Change, whether in one’s self or the environment, typically causes sensory overload, since change affects the person’s ability to process the sensations accompanying that change.
Dr Kenneth Roberson
It takes Allen a full ten minutes to respond. I know he’s heard me, so I don’t repeat the choices. I pour myself a cup of tea and settle into my favorite chair. The Rich Club Network that carries information across a vast highway of connections in Allen’s brain cannot be rushed. It’s like finding the best route from Shangai to New York. He needs time to process.
Eventually, he appears in the living room, shoulders sagging, resigned to acceptance of something he cannot control. He takes a deep breath.

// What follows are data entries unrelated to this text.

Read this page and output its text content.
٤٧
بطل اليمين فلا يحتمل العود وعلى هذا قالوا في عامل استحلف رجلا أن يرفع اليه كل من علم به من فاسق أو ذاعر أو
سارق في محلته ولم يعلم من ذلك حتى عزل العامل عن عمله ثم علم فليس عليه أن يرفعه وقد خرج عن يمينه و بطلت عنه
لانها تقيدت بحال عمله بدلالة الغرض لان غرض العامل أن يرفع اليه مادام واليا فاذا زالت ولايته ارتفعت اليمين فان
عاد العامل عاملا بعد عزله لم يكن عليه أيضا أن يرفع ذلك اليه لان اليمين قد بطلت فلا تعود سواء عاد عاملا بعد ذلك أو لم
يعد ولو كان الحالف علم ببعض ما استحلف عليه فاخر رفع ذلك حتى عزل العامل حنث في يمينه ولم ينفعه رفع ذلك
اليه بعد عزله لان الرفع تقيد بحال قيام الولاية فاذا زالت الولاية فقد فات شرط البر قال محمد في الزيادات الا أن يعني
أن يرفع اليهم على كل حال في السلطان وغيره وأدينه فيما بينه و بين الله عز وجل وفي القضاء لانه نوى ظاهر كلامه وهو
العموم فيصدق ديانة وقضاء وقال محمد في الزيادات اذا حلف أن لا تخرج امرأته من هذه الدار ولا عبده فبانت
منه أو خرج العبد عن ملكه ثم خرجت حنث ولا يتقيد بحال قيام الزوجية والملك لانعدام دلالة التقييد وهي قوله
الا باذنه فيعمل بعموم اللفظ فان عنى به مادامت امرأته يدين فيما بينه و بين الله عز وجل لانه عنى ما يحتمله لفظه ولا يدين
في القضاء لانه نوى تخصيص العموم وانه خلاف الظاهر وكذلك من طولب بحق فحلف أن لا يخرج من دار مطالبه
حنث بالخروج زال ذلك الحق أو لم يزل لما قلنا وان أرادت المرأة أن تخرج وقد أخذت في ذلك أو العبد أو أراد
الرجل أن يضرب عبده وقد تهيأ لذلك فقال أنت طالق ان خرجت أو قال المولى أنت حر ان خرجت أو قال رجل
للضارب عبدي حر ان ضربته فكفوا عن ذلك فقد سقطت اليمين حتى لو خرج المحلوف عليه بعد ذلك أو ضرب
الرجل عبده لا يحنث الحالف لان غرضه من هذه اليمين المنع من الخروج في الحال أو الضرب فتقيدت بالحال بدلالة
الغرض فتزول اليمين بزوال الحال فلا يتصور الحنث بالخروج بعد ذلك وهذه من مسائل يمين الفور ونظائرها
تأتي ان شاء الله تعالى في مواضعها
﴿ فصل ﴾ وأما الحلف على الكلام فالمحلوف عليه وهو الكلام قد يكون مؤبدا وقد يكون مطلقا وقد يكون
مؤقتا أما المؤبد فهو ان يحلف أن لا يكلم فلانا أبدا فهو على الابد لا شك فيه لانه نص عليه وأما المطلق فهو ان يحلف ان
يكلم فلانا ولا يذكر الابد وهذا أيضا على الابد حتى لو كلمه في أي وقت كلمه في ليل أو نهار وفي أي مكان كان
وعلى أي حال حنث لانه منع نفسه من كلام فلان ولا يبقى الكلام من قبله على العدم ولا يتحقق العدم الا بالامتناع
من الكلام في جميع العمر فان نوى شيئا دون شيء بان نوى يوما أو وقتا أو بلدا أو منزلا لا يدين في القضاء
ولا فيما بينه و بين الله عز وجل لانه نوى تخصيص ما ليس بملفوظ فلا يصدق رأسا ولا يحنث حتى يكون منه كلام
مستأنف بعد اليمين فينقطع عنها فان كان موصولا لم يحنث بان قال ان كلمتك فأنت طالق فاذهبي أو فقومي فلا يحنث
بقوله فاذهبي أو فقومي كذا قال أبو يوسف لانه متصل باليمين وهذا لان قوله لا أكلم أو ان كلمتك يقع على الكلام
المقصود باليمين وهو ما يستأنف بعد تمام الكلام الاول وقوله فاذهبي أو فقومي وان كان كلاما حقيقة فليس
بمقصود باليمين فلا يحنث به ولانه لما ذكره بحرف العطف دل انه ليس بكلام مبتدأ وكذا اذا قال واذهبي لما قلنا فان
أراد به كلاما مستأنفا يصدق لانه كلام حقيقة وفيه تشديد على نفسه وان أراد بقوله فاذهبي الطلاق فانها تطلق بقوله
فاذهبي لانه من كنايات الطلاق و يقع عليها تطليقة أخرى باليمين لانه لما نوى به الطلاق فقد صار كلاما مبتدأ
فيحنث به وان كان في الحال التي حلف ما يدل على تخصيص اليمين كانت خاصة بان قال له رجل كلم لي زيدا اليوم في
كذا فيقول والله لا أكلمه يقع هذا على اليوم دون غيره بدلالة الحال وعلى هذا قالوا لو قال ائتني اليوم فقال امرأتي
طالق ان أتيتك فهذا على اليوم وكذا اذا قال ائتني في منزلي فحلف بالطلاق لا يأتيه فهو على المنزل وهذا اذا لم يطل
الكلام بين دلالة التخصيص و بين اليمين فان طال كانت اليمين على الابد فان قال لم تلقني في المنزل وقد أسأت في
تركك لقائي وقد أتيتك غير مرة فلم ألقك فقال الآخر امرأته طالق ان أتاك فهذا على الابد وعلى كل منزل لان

“I guess we can go to the laundromat,” he says. “I mean, just this ONE TIME.”
I nod. “Thank you,” I say. “I need you to help me carry the baskets, so I’m glad you can come.”
“I guess,” he says and heads upstairs to gather the laundry. I get the detergent and car keys.
“You know,” he says as we load the laundry into my car,” I’ll bet we don’t need a repairman. I’ll bet that I can invent a washer we can use from now on.”
Now I’m going to need some time to process.
LESSON LEARNED: When possible, give choices. Choices give back power that was taken away.
Was there a time you needed to give someone a choice between what my grandmothr would have called “the rock and the hard place”?